I have been fascinated by the collapse of the right wing attack on women that has been backfiring every since they attacked Planned Parenthood through Komen.  It seems to me it is like a kamikaze charge by the most demented foes of the feminine in all its forms, from Santorum and Romney to the ‘christian’ right and the secular culture warriors such as Rush Limbaugh. There are three dimensions that are particularly important for us Pagans.

1.  It demonstrates “Framing Is All.” Framing is the term George Lakoff used to emphasize that the wider context within which an issue is addressed is often more important than the actual evidence and reasoning used.  Komen made little attempt to frame their right wing agenda, provoked a huge backlash by women, and hopefully is washed up as a charity.  Then Darryl Issa and other Republican sociopaths held hearings on the Obama administration’s decision to require contraception in health insurance.  Issa invited only male ‘religious’ leaders, underlining that this was not anti-woman, it was “religious freedom.”

By that time an alternative frame was emerging from the decent part of our society- the right was waging a “War on Women.”  There was then a battle of the frames for a while in the media, during which the Democrats invited Sandra Fluke to testify. Limbaugh made his attacks and tried to frame her as a slut.  The very extremeness of his viciousness played into the competing frame that the right wing was waging a war on women.  Now we do not hear much twaddle about “religious freedom” and the Republican Party is plummeting in support among women.

There are other examples as well but these make my point I think.

Notice, none of what I wrote here refers to the actual reasoning behind the contraception issue. Yet I would argue that throughout the framing usually trumped the reasoning pro and con.

2. Republican and right wing framing seeks to separate the heart from the mind. If they can do this they make their side a moral crusade where facts get lost.  It’s an old tactic and an effective one.  Remember “values voters?”  The implication is that they have “values” and the rest of us need to get some.  And so on.  The successful counter attack by decent Americans UNITED heart and mind.  It did not stay at the level of wonkishness, debating the pros and cons of different approaches to contraception although it did not ignore it.  It also made it a moral issue of women’s control over their bodies and lives.

We can do this because, not to put too fine a spin on it, usually it is progressives who have the moral position.  usually the right wing is the party of domination and oppression.  We need to make that point clear over and over.  I explore this in a post on Beliefnet that looked at how right wingers could come to abandon their beliefs, including stories from my own past. My argument is that the biggest barrier to getting them to adopt a more humane approach is to get through to their hearts, not their minds. Intellectual understanding grows best after the heart has begun to open.

A number of very perceptive philosophers have long pointed out that reason does not rule, what David Hume called the “passions” does.  By “passions” Hume meant our hearts and secondarily, our emotions.  Reason is a tool that cannot on purely reasonable terms even tell whether life is better than nonlife.  In Star Trek as I remember, Spock, the supremely rational member of the starship Enterprise’s crew, had to go into an irrational mating frenzy in order to reproduce.  There was great insight in that episode.  Reason is powerless unless connected to our “passions” and from a spiritual perspective the most powerful of all is the heart.

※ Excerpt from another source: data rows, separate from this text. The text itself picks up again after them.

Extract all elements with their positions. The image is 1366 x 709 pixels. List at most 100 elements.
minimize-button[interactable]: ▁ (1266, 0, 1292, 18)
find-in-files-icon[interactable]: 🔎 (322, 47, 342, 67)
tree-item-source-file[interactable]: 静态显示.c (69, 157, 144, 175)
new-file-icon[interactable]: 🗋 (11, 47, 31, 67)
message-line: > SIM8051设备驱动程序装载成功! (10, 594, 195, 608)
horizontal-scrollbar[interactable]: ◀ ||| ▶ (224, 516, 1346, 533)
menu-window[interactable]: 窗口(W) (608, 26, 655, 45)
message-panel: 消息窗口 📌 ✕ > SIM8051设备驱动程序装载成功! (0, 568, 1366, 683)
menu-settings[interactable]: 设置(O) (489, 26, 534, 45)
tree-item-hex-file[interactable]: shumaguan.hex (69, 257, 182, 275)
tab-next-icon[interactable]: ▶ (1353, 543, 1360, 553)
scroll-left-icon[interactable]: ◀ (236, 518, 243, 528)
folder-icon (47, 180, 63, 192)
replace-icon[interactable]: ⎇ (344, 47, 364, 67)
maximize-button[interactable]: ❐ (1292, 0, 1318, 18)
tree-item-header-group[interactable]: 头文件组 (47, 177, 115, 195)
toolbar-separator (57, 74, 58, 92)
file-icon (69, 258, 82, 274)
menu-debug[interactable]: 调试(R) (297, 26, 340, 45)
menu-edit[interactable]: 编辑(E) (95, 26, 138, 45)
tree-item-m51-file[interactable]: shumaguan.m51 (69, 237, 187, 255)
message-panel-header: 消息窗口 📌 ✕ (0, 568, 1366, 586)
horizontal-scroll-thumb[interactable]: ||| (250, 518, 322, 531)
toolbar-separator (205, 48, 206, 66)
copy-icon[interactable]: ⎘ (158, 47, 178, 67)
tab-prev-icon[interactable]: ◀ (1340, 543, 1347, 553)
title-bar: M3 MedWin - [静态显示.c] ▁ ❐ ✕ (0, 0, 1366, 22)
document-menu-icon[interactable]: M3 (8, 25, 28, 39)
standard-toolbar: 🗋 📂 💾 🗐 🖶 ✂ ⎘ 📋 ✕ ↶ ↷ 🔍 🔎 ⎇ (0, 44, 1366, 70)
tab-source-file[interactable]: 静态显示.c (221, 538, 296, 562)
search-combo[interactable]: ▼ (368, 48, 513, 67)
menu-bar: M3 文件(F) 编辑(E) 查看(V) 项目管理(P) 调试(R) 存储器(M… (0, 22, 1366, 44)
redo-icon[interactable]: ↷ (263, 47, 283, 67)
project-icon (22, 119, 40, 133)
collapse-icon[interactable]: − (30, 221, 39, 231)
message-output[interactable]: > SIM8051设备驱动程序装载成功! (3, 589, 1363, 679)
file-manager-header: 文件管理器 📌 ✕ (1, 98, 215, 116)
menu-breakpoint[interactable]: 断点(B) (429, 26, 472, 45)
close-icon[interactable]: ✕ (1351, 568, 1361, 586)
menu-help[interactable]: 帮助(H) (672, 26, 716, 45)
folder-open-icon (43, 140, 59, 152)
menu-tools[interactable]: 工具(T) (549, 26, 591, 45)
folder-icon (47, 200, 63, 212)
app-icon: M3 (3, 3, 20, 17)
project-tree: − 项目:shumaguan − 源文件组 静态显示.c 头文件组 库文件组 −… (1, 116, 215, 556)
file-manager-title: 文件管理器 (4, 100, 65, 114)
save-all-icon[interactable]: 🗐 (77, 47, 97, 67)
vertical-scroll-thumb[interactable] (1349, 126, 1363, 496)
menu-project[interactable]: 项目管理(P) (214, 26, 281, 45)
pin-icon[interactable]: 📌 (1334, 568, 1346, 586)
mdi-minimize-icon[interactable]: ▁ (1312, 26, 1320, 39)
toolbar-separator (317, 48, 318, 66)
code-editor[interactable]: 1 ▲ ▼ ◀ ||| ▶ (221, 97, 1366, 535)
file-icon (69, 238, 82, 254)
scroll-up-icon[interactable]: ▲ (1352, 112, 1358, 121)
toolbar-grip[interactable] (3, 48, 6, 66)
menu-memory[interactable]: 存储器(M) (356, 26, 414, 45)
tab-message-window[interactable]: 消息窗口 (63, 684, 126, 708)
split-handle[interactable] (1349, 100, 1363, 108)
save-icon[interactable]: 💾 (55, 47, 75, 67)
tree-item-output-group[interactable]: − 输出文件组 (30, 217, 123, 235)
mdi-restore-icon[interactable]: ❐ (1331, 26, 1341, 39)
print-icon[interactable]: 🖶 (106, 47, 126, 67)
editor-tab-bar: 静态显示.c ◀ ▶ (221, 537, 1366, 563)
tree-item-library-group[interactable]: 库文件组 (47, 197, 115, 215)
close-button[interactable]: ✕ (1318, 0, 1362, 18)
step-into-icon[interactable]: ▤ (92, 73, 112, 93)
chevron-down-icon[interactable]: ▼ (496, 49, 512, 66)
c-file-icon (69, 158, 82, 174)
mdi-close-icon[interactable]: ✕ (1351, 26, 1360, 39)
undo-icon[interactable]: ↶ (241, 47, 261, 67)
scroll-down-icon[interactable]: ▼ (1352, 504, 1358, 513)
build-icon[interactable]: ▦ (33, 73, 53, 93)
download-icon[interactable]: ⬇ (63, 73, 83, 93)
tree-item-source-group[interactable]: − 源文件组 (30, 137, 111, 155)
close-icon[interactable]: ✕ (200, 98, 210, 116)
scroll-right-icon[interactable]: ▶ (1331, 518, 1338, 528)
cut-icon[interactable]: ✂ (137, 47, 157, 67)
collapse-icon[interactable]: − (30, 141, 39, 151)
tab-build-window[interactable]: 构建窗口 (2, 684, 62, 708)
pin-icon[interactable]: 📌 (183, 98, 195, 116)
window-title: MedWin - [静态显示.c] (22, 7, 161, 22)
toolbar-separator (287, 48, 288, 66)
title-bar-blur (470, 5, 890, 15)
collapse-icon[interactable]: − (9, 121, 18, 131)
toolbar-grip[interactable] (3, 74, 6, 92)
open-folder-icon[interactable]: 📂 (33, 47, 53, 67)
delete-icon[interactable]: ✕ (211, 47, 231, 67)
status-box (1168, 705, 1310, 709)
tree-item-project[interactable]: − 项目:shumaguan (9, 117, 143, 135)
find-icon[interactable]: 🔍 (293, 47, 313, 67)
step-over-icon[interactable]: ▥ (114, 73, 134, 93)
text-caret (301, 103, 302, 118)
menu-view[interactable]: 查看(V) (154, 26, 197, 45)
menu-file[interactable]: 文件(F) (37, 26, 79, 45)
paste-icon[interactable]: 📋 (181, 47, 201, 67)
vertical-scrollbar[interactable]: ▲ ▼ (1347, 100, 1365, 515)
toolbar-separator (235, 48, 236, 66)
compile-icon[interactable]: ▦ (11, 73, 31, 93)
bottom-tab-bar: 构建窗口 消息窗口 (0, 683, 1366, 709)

And now to explicitly Pagan issues.

3. Our conservative and right wing Christian opponents try and frame their position to give them the upper hand.  One of their most effective methods is to point to violence and crime and argue that it is fear of God that keeps people well behaved. This is a frame that once accepted makes it difficult to prevail.  Consequently it is vital to not accept their frame, and turn it against them while offering a better and bigger frame. I describe this in my Beliefnet post of a while back, A Pagan lesson for an evangelical.

This blog grew out of my  most recent Beliefnet post which also discusses this issue, and suggests our looking at the work of George Lakoff to better understand these issues.